A Haunted Love Story, The Ghosts of the Allen House is a nonfiction intertwining of two stories: one family’s experiences residing in the house, and the story of the best known member of the Allen family, Ladell Allen Bonner (March 22, 1894 – January 2, 1949), whose hidden stash of over 80 love letters Spencer discovered under a floorboard in the attic.
The letters enabled Spencer to vividly tell the tragic story of the kind, intelligent, and frustrated Ladell, who deliberately consumed mercury cyanide during her mother’s annual holiday party in 1948.
Available in paperback in bookstores throughout the United States, Canada, and Great Britain, A Haunted Love Story was officially released January 1 and is also available in Kindle and Nook editions. Because of early reviews, it’s a top-20 “Top Rated” title in the “Supernatural” category on Amazon.com, and in its early weeks has been the No. 1 bestselling “Hot New Release” in three Amazon categories.

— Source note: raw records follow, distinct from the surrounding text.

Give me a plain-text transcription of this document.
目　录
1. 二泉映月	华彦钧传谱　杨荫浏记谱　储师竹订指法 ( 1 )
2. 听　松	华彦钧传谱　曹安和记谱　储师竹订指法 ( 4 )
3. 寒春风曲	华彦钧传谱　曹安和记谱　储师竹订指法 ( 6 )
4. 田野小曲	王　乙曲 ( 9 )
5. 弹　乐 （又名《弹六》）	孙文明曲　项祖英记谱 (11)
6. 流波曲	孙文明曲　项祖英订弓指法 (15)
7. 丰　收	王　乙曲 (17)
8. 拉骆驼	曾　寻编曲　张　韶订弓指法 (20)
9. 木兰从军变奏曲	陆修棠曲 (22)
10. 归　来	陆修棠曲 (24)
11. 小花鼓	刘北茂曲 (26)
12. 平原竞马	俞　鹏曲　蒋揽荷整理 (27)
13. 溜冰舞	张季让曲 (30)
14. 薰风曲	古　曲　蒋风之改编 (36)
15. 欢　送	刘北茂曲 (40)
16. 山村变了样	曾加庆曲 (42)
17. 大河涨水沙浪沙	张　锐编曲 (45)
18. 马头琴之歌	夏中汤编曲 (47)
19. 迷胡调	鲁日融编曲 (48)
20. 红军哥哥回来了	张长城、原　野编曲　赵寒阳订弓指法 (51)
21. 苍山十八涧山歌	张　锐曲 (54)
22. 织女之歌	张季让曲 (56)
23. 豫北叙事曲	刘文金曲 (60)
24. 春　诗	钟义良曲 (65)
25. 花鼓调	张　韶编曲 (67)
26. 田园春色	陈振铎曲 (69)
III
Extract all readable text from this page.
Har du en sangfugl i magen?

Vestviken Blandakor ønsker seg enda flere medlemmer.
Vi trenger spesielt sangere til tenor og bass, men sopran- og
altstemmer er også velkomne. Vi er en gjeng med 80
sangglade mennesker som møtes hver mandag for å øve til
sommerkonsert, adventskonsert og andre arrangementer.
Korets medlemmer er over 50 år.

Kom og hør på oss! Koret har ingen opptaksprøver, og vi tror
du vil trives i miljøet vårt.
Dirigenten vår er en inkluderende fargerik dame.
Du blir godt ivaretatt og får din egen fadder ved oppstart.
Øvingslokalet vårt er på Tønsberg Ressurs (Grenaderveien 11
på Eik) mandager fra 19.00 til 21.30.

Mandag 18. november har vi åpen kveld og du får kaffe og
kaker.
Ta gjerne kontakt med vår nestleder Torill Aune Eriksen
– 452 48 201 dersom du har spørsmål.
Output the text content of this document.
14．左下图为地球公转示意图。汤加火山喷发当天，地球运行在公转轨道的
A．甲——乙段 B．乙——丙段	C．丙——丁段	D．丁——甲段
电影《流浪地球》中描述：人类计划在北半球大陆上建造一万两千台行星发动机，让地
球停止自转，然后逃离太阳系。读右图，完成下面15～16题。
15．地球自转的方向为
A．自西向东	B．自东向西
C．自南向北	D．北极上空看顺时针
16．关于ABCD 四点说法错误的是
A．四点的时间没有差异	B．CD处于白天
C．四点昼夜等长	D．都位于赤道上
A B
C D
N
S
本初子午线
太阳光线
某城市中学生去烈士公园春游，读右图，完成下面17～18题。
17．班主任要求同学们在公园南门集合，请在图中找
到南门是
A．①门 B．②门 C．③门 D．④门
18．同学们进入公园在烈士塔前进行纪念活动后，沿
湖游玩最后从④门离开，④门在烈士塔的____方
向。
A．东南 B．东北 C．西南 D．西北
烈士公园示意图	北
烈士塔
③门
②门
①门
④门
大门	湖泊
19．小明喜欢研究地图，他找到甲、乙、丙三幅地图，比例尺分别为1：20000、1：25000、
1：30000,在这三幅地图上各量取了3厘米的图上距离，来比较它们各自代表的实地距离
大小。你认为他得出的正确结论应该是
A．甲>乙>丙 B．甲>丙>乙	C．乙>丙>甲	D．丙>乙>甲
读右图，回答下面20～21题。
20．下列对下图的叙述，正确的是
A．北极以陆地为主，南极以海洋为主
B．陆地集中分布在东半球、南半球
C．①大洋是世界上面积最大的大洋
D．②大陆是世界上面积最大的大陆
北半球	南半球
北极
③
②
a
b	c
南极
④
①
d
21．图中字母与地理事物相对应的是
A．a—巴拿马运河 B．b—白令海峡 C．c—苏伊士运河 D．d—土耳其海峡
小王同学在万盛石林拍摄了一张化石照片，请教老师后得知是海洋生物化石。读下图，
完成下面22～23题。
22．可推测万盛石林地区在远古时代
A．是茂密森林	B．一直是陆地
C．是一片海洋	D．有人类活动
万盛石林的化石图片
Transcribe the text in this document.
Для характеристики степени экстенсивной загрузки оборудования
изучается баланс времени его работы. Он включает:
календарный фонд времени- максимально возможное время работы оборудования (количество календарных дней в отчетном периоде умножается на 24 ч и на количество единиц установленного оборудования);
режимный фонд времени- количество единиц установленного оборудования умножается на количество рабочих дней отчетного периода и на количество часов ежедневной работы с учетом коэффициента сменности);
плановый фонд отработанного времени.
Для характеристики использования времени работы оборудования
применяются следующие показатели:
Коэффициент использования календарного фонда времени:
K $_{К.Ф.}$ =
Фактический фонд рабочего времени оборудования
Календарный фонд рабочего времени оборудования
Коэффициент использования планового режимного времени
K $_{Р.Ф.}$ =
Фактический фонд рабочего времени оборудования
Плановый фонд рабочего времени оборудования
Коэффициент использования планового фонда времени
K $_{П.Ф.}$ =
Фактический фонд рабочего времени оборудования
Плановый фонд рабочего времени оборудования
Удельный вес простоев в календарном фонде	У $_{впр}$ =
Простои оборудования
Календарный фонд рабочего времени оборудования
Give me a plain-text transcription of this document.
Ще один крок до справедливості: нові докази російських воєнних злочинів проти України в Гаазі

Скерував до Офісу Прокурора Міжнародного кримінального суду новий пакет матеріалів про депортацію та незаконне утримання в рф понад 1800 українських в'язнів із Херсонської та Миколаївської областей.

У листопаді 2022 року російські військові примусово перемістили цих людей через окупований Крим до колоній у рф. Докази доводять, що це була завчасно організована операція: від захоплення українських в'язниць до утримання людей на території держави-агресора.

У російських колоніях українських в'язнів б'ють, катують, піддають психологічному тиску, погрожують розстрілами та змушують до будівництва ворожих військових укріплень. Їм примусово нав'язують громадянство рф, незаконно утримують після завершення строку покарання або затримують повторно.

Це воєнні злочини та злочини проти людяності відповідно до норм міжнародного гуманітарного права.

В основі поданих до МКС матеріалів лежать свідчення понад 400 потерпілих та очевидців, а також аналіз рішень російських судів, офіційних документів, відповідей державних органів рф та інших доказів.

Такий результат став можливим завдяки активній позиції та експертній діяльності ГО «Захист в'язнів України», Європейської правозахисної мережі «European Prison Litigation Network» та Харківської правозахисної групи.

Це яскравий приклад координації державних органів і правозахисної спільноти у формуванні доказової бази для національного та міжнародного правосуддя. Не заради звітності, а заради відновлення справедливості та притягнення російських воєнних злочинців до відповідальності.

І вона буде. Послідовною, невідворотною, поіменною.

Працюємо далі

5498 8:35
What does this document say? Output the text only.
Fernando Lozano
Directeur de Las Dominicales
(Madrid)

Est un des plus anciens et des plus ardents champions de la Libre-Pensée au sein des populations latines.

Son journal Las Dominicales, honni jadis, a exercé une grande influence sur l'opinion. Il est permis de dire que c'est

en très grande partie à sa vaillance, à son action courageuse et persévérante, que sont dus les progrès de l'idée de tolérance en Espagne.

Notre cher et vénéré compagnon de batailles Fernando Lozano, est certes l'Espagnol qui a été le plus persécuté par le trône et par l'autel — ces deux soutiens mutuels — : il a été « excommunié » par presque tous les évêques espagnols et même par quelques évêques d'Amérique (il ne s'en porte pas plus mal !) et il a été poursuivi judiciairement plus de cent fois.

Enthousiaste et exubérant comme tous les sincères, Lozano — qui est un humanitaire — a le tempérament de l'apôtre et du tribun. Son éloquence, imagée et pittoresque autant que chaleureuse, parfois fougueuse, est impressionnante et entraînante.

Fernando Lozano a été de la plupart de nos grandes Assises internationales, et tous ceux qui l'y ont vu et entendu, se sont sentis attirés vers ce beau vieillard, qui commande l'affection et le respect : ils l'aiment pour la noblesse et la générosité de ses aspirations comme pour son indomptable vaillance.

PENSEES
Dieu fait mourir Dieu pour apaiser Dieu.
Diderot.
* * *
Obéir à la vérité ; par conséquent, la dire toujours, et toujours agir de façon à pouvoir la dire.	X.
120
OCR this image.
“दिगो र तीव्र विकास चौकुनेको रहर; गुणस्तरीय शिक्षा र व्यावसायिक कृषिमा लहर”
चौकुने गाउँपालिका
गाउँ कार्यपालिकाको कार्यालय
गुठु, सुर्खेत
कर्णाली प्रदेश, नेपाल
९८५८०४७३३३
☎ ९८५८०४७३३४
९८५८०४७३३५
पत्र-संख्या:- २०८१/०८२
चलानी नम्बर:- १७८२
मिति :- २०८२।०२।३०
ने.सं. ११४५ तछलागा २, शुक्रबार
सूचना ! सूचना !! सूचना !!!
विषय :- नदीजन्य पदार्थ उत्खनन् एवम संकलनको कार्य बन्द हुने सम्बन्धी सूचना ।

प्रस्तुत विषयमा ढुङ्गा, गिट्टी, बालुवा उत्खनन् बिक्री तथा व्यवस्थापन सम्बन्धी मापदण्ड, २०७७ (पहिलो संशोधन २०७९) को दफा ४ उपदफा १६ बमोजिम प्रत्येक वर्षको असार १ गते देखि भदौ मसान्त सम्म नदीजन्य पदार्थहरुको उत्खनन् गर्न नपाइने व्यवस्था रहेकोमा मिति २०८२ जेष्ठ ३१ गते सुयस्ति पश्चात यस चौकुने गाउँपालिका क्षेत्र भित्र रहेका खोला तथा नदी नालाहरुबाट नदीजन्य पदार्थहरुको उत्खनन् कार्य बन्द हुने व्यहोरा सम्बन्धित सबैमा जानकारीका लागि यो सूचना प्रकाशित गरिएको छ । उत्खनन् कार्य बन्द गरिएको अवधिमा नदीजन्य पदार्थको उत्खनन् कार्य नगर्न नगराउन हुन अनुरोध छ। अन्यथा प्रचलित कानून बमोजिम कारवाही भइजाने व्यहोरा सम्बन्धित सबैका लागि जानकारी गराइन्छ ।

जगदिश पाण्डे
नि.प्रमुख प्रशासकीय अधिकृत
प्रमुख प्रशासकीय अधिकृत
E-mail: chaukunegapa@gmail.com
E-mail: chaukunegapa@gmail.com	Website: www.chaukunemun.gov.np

Barbara Hoyt, in a review for Amazon.com, called the book “intriguing on so many levels. The author has done his research and is incredibly skilled at weaving all of the stories together in a way that held my interest from start to finish. First there is the Spencer family who has to deal with the fact that the Allen House is haunted, and that they are living in it. This is more difficult for the author . . . but ironically, his skepticism and his fear of being perceived as some sort of nut by his colleagues actually lend further credibility to the book. Then there are the inhabitants themselves, the ghosts of the Allen family, and especially Ladell, whose letters the author finds in the attic. It is her story of love and loss that draws Mr. Spencer in further and the reader along with him. Set against the history of the town of Monticello and the social mores of the South in the early to mid-twentieth century, her relationship with a handsome, wealthy and very married man, comes alive – so much so that I felt that I was there, in the moment, with the couple, not reading what the author could only glean from their clandestine correspondence. The way Mr. Spencer pieces together the arc of the romance from beginning to end, while sharing with the reader his family’s experience of coming to grips with the paranormal makes for a compelling and satisfying book. I would highly recommend it.”
Spencer is the award-winning author of three novels, two short story collections, and a history book. His numerous writing honors include the Faulkner Society Faulkner Award, the Omaha Prize for the Novel, the Patrick T. Bradshaw Book Award, and four Special Mentions in Pushcart Prize. He and his family have lived in the Allen House since 2007. Spencer can be visited online at AllenHouseTours.com.